Mutations are changes in the DNA sequence caused by radiation, viruses, transposons and mutagenic chemicals. A condition caused by mutations in one or more genes is called a genetic disorder. Genetic diseases may be because of a single nucleotide mutation in a gene or more than two mutations in the same (intra-genic) or different (inter-genic) genes. Sometimes, a number of different intra-genic mutations can lead to the same form of the genetic disorder. For example, thalassemia. This is the most familiar type of thalassemia. It involves decreased production of normal adult hemoglobin (Hb A), (All hemoglobin consists of two parts: heme and globin). The globin part of Hb A has 4 protein sections called polypeptide chains. Two of these chains are identical and are designated the alpha chains. The other two chains are also identical to one another but differ from the alpha chains and are termed the beta chains. In persons with beta thalassemia, there is reduced or absent production of beta globin chains. In people with beta thalassemia, low levels of hemoglobin lead to a lack of oxygen in many parts of the body. Affected individuals have a shortage of red blood cells (anemia), which can cause pale skin, weakness, fatigue, and more serious complications.

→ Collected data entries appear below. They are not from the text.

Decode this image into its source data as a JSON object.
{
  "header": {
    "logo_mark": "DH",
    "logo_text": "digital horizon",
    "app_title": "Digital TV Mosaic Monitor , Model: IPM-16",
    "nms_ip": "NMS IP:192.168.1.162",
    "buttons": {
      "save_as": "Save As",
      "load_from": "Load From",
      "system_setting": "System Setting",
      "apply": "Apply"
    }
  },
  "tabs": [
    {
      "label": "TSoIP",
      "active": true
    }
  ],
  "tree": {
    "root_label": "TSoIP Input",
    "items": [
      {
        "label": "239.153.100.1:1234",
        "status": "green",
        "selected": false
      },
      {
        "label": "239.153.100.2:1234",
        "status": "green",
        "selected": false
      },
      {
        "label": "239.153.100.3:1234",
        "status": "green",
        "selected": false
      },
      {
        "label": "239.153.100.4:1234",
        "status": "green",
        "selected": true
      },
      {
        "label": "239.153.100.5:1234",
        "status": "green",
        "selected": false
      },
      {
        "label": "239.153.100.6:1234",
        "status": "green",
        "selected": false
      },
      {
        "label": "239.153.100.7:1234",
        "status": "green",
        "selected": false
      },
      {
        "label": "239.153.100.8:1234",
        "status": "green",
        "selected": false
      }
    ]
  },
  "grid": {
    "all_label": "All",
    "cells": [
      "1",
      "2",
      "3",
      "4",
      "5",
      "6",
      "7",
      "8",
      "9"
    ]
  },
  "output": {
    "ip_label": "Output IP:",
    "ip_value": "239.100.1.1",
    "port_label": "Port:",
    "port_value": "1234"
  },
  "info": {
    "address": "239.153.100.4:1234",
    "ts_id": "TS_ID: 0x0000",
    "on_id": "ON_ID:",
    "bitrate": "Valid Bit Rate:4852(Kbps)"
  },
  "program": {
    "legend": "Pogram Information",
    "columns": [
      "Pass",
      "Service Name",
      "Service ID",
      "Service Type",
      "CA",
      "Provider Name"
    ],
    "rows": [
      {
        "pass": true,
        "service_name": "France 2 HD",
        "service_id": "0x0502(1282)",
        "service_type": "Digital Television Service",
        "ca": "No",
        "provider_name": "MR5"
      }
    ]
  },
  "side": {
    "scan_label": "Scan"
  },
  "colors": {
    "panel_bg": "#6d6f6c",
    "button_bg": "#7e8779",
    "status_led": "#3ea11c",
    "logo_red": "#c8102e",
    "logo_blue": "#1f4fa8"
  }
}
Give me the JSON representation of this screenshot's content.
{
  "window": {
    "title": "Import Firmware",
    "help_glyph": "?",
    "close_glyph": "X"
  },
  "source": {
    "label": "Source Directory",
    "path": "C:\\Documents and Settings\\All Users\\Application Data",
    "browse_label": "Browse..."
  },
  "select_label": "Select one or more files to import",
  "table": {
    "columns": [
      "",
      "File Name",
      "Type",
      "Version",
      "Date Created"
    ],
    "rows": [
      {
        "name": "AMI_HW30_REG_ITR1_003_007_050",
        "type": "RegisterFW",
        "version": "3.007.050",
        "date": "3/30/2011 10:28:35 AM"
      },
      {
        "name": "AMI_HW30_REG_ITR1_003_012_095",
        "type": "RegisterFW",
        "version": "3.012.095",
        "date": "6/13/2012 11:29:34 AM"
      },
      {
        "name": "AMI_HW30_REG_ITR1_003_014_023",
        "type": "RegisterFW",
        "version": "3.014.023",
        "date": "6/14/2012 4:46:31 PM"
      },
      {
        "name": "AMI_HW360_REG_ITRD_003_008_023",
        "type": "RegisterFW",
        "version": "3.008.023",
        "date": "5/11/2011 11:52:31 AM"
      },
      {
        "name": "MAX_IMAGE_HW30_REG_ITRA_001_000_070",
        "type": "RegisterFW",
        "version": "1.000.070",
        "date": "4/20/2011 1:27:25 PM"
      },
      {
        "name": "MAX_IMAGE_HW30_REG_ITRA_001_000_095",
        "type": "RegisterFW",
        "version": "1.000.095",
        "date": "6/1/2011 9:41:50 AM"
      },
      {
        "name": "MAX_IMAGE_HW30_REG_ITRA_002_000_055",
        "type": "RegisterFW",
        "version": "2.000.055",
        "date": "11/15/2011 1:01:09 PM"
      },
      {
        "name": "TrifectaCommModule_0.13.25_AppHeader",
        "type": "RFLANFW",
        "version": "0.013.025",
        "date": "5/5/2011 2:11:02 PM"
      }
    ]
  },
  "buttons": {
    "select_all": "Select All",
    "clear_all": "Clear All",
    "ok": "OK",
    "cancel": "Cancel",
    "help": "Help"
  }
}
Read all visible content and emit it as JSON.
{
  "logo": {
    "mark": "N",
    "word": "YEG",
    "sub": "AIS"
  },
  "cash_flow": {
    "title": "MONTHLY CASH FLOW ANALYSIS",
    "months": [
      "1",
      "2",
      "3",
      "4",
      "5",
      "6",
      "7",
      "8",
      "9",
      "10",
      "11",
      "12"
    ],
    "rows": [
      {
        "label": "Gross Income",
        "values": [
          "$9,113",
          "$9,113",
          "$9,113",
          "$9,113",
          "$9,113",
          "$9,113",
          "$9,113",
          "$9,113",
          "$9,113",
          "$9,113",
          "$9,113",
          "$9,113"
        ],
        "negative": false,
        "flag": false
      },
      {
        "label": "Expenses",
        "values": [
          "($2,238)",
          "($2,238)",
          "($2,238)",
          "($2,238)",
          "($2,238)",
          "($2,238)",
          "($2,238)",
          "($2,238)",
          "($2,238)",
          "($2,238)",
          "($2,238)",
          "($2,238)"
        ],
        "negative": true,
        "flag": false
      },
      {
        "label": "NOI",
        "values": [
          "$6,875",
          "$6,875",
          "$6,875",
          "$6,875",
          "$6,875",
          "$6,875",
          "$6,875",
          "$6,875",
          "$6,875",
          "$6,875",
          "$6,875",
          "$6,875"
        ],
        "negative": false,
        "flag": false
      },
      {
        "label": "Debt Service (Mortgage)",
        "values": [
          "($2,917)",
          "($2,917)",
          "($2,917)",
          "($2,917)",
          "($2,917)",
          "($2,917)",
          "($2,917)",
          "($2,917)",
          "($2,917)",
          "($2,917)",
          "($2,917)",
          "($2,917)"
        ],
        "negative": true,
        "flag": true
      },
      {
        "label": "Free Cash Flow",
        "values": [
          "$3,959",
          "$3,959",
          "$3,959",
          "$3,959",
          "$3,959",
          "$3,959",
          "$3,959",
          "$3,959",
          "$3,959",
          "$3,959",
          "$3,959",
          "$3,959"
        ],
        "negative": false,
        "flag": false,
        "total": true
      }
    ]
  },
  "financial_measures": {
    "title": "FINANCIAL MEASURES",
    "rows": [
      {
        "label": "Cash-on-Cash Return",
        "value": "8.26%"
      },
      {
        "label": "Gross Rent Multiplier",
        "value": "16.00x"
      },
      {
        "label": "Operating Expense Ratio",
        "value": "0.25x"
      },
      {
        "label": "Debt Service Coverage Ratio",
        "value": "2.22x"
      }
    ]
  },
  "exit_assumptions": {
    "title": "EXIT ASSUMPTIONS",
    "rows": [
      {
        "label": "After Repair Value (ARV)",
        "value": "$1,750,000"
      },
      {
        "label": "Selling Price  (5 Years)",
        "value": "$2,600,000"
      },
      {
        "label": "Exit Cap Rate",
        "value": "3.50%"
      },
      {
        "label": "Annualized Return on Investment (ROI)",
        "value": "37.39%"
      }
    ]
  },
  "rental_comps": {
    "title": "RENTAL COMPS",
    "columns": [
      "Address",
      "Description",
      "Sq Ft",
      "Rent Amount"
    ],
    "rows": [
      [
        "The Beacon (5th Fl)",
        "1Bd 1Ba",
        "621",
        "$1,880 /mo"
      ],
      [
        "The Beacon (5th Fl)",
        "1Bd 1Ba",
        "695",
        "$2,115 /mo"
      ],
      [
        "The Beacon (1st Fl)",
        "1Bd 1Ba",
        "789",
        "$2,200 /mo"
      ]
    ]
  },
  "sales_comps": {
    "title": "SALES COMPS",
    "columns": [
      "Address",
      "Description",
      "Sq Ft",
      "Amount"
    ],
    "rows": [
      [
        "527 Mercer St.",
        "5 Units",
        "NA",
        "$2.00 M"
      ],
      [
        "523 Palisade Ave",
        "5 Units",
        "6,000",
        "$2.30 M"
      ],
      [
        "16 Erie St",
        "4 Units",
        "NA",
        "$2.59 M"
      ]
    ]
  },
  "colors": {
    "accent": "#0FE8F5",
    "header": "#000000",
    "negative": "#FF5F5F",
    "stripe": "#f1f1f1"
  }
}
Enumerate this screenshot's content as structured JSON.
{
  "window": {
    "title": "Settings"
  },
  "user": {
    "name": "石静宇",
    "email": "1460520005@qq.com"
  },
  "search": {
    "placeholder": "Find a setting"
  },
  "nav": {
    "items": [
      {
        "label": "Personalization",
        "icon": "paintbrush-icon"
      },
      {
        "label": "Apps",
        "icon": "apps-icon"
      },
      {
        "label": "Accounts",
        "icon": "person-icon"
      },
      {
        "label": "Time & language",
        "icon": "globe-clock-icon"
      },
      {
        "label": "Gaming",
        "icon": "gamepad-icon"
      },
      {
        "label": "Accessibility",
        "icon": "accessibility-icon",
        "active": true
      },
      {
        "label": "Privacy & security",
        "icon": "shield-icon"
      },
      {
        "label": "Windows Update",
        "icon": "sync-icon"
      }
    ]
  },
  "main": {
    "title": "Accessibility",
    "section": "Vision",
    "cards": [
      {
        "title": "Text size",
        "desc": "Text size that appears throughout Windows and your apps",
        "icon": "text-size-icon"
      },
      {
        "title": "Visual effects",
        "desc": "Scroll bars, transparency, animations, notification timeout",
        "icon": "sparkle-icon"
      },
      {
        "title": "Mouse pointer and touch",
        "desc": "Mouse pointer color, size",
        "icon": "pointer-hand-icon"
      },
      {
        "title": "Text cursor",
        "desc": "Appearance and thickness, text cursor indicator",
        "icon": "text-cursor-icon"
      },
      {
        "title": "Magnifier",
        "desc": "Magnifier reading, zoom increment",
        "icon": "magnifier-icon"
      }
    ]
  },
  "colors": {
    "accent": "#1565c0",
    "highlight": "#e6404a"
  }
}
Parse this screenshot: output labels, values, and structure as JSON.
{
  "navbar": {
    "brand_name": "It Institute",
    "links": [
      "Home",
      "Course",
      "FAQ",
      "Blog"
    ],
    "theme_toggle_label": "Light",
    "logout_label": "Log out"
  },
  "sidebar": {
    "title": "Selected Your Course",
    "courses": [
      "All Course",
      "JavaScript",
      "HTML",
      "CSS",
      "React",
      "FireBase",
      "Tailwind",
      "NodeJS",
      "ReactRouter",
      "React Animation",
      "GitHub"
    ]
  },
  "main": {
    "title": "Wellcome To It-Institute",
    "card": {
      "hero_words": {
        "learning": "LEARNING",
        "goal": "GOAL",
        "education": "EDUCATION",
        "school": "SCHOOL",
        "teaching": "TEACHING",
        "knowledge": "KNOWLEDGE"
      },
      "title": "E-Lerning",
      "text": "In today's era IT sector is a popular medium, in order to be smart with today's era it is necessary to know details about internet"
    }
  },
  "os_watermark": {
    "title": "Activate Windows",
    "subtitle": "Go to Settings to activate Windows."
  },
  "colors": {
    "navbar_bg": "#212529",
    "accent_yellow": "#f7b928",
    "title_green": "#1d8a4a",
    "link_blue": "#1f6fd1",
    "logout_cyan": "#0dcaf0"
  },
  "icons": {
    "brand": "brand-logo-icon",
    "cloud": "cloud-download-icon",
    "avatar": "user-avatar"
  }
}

There are approximately eight mutation sites in beta globin chain that leads to β-thalessemia. Homozygous individuals for β-thalessemia (homozygous for one or more mutation sites) have to take regular blood transfusions and other treatment also. Heterozygous (carriers) individuals have only a mild form of anemia. As mutation at any one or more than one site in the beta globin chain can lead to β thalessemia, therefore we need to perform eight such tests (or a single test to diagnose all the eight mutation sites) to detect the exact mutation site. But such tests will not be cost effective.

Therefore, a PCR-hybridization method has been devised to screen the different mutation sites within the same gene by using one reaction assay system. We’ll discuss PCR-hybridization method in context to screening of different mutation sites for β-thalessemia. Firstly, we synthesize a set of eight sequence (mutation) specific oligonucleotide probes (P1-P8) such that each one of the synthesized oligonucleotide perfectly matches with a segment of target gene that corresponds to a particular mutation. A poly dT (Thymidine homopolymer, = 400 nucleotides) tail is added to 3’end of all the eight oligonucleotids. This poly dT tail helps in the physical attachment of the oligonucleotide to a predefined discrete spot on the nylon membrane and the rest of the oligonucleotide is free for further hybridization step.

All the eight sequence (mutation) specific oligonucleotide probes (P1-P8) are bound to the nylon membrane. Simultaneously, DNA (segments) test sample is amplified by PCR using primers such

that one of each of the pairs is labeled with biotin (B) at the 5’end. Then conditions that allow the perfect hybridization of amplified DNA sequence (biotin labeled) and membrane bound probes are applied. The amplified DNA sequence (biotin labeled) will bind to that specific probe (say P2) only which has the complementary sequence specific to a particular mutation. Then, streptavidin (SA) conjugated with alkaline phosphatase, AP (or horse radish peroxidase or urease) is added to the hybridization reaction mixture. Streptavidin- alkaline phosphatase conjugate will bind to biotin labeled amplified DNA sequence only (as streptavidin has high affinity for biotin). After a particular duration of time when hybridization has occurred, the membrane is given a washing to remove any unbound material. Then a colorless substrate is added to the hybridized reaction mixture. A colored spot will appear at the position (P2) where the amplified DNA sequence matches with a specific (mutation at site 2) oligonucleotide probe. Thus, we can detect the exact mutation site (amongst the entire eight mutation site) in a single gene by using a single filter assay.